Friday, July 1, 2016

A Different Two Week Wait

The beginning of my TTC journey was filled with anxious two-week-waits. I didn't understand how my body worked and how long my cycles were, which occasionally led to three or four-week-waits (when I thought I had ovulated, but never got a period!). Then I started taking my temperature and learned more about my cycle and began medication and then I got to experience that real, terrible two-week-wait. The weeks between when you ovulate and *might* be pregnant, but might not. When it is too early to test but you are full of hope because maybe, just maybe, this time you'd be pregnant. You try not to think about it every day and fill up your time with work and friends and a moderate amount of wine and sushi in case this is your last hurrah. You pay attention to every little sign. Was that nausea a sign of morning sickness? Is that cramping implantation? Is the fatigue caused by pregnancy hormones? Are my breasts tender? Is _________ a sign of early pregnancy? Cue Google which, incredibly, can find that nearly every single sign possible as one that you are pregnant. Most of the time this two-week-wait would just end in tears despite all my "symptom spotting" with another negative pregnancy test (and two more, just to be sure) or my period showing a day or two late. Then the cycle would start again with temping, medication, a two-week-wait, symptom spotting and then heartbreak.
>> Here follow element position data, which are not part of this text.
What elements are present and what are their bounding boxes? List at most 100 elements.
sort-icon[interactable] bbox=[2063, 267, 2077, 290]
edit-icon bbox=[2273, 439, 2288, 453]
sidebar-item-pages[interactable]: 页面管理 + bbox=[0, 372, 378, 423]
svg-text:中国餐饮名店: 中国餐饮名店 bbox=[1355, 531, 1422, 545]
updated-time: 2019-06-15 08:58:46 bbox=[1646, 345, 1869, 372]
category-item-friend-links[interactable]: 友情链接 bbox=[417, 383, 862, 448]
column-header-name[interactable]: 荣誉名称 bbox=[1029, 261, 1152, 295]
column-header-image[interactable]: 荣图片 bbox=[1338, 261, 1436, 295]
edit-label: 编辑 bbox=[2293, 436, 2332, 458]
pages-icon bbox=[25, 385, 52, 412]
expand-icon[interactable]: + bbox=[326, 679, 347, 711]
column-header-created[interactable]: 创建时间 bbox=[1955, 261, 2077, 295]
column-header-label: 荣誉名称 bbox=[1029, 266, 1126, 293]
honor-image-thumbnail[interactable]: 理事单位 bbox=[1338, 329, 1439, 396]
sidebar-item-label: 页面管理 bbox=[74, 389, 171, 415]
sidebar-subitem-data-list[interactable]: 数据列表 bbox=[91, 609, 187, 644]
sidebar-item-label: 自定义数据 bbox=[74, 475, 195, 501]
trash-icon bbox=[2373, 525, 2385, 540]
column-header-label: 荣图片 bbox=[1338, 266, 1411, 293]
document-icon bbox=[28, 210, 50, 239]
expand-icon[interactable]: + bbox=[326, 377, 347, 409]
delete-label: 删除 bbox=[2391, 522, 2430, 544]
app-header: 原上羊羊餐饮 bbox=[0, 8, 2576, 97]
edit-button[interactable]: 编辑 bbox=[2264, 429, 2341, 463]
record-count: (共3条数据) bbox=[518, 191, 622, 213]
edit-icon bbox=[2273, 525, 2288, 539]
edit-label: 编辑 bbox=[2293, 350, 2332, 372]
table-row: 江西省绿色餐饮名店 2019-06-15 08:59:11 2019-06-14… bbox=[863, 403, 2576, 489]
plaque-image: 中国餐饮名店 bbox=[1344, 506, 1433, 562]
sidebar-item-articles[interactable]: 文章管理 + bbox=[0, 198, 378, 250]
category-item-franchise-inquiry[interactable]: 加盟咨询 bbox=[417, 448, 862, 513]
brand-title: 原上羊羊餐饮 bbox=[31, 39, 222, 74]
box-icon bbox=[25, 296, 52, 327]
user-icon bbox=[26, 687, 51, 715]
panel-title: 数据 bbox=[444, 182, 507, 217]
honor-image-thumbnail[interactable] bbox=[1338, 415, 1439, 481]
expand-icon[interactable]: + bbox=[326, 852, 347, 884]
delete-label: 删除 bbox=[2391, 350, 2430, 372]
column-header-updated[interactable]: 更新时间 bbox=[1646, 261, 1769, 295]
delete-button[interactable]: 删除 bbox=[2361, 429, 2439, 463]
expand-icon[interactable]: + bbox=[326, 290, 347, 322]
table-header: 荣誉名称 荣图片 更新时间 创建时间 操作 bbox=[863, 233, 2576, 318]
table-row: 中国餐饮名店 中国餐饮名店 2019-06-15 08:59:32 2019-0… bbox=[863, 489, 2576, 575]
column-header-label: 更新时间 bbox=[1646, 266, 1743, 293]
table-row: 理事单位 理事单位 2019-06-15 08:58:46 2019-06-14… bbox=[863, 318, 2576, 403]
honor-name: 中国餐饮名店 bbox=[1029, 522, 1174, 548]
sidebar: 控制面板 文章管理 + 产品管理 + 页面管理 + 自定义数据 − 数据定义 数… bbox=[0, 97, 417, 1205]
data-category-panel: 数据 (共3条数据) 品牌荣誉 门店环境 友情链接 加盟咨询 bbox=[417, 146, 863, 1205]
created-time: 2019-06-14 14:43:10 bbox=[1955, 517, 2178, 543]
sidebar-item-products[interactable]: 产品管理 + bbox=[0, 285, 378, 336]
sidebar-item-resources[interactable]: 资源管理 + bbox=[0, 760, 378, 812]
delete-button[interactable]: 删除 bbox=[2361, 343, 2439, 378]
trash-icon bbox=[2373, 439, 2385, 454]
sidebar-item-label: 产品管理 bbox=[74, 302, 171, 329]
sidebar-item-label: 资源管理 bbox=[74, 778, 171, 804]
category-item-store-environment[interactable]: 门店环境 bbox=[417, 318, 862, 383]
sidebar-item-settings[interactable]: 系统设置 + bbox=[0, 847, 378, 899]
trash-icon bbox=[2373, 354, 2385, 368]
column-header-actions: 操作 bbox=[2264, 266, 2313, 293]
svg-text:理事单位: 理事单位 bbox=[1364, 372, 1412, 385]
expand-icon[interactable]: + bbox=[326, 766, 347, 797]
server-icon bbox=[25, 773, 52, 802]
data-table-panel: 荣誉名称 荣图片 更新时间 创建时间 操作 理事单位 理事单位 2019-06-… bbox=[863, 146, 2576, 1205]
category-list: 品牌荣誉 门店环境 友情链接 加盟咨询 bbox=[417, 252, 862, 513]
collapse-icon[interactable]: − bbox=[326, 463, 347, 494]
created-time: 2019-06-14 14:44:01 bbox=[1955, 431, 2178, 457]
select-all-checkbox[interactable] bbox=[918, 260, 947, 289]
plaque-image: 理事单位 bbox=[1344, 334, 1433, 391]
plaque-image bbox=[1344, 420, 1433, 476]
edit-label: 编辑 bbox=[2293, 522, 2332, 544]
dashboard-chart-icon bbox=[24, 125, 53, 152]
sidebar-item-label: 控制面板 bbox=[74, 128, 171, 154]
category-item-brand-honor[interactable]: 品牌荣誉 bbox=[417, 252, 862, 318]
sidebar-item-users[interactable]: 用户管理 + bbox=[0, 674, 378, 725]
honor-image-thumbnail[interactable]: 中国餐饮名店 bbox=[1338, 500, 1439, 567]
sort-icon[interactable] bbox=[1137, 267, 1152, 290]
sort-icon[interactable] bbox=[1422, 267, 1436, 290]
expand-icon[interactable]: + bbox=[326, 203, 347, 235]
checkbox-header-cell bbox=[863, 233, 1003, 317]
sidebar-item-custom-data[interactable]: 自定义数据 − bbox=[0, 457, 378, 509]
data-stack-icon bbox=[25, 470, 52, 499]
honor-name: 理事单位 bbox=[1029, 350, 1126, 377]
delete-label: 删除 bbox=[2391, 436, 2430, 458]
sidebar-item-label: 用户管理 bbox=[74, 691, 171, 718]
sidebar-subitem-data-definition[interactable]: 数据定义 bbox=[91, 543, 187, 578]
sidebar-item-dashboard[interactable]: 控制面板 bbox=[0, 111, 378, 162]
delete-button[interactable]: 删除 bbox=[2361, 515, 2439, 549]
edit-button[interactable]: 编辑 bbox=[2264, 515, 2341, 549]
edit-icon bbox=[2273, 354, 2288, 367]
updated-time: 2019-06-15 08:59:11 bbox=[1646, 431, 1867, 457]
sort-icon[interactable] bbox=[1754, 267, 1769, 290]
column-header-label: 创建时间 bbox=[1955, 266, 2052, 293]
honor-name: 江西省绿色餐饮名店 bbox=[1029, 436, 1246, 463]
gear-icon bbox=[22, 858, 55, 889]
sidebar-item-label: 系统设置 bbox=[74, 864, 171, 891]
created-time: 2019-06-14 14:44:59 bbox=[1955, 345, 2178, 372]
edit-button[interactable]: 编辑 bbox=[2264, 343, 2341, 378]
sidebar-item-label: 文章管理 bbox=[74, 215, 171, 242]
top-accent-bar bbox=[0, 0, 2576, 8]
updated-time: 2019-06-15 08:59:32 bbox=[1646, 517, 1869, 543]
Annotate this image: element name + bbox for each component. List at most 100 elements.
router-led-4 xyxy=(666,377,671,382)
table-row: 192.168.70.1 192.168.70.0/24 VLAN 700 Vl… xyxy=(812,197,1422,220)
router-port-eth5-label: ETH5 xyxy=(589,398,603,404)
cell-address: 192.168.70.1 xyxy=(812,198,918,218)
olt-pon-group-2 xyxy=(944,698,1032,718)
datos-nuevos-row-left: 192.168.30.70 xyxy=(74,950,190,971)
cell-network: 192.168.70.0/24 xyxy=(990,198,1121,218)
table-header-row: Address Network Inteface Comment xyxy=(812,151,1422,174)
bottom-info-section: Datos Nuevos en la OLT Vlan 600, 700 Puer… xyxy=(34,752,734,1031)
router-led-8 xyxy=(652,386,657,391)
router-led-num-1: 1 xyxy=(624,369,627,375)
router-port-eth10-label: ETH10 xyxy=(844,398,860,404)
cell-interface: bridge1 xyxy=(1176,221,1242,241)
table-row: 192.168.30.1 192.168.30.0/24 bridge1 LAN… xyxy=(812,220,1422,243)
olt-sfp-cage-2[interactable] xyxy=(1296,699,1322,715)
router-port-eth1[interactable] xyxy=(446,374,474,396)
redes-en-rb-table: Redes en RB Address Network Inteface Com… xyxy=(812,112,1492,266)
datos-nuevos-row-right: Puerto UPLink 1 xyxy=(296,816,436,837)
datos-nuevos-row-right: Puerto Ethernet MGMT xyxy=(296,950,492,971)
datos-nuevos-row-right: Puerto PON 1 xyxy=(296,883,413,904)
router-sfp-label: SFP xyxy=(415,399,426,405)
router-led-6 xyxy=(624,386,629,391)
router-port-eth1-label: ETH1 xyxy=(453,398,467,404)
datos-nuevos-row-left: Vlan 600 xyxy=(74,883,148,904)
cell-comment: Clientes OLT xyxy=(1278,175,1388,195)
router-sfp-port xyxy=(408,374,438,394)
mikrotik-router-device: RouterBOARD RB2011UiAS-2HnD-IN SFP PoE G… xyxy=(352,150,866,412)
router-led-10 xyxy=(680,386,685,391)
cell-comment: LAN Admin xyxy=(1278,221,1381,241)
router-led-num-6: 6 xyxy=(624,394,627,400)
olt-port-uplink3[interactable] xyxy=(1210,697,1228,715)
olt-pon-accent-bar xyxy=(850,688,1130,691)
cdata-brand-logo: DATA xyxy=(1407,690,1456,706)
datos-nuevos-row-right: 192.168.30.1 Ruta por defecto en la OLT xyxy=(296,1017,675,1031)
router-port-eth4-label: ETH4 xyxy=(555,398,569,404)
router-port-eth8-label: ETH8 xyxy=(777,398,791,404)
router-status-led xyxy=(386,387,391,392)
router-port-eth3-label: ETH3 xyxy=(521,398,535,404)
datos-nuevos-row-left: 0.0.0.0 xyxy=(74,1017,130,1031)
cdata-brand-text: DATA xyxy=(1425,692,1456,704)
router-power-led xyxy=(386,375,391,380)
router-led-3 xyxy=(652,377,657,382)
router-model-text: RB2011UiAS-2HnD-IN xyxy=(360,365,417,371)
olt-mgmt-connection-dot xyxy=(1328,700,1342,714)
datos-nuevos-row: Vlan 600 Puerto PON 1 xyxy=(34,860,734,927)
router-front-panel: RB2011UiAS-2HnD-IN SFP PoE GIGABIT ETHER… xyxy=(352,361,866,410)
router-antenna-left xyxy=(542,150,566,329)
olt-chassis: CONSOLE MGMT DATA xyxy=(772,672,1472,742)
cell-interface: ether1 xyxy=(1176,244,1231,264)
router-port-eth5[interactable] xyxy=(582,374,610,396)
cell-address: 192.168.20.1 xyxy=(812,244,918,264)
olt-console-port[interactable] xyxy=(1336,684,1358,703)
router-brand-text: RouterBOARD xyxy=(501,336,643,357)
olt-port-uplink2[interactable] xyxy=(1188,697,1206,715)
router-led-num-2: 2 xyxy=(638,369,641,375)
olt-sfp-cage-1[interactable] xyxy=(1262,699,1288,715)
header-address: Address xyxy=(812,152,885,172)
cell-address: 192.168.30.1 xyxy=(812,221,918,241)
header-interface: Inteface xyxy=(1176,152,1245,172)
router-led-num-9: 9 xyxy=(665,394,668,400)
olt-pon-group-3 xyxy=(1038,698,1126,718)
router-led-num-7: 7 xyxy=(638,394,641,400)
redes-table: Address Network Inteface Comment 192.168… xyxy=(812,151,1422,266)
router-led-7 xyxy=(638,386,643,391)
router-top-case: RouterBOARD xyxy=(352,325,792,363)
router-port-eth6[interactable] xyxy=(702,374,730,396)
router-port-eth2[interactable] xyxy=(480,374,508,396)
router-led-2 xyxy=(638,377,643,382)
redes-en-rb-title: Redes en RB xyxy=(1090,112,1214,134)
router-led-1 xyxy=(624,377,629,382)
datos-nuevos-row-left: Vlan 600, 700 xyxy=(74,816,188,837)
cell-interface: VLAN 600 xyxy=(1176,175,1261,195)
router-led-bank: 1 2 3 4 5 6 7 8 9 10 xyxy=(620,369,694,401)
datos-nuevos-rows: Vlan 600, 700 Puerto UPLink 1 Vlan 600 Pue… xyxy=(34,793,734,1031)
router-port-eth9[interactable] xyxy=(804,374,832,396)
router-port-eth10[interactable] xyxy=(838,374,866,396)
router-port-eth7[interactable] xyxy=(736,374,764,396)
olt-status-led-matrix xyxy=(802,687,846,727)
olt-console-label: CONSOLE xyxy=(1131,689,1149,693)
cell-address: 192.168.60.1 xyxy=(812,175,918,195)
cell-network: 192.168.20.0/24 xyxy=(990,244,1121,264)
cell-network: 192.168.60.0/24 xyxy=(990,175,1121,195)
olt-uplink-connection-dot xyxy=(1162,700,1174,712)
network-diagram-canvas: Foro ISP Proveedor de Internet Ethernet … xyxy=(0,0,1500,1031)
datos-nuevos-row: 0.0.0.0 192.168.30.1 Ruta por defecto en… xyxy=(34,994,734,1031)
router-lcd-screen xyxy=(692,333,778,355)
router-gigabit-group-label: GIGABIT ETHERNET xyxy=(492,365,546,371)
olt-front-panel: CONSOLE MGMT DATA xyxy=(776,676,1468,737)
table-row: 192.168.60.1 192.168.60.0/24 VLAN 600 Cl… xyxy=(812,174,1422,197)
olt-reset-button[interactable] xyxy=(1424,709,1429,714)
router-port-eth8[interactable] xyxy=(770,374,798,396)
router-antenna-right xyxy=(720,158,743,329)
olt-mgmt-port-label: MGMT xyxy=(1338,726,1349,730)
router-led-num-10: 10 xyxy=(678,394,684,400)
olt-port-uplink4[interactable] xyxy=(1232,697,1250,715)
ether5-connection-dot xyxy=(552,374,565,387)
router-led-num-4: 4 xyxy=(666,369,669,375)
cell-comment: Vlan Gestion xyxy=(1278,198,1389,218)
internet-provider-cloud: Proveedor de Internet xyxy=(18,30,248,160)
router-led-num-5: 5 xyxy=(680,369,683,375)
Until finally, that one exceptional day, when the test was POSITIVE

That is what started out this whole exciting 9-month-baby-growing journey. The first three months were full of anxiety and watching for any signs of a miscarriage. Every twinge and cramp made me anxious and I couldn't wait to get through it. Then the second trimester arrived and time flew by until suddenly it was the third trimester. That flew by too, as I enjoyed feeling bigger kicks and movement and thinking about how much my baby was growing. 

Finally, the day I had waited for - my due date! - arrived. And then it passed. And now I am in a completely different type of two-week-wait. Admittedly, this one is much easier to deal with and much less likely to end in tears and feelings of failure. This two-week-wait WILL end in a baby, my baby, and it might not even be in two weeks! It might be tomorrow! It might be tonight! But I am still trying to fill my time up, trying not to be impatient and paying attention to every little tiny feeling in case it means labor is starting. It's hard not to "symptom-spot" at this point because I know labor is imminent. I'm trying to just relax and remind myself that no one has ever been pregnant forever!

Without work to keep my mind busy, I have tried to have something every day that I can look forward to. Meeting my NCT friends and their newborns for cake and coffee, or going to a movie, or taking a long walk - having something planned lets me be excited for the future while not just counting down the minutes until Wriggles arrives. Still, it's not the easiest few days as it feels like my life is sitting on a knife edge, but at least this wait is definitely worth it.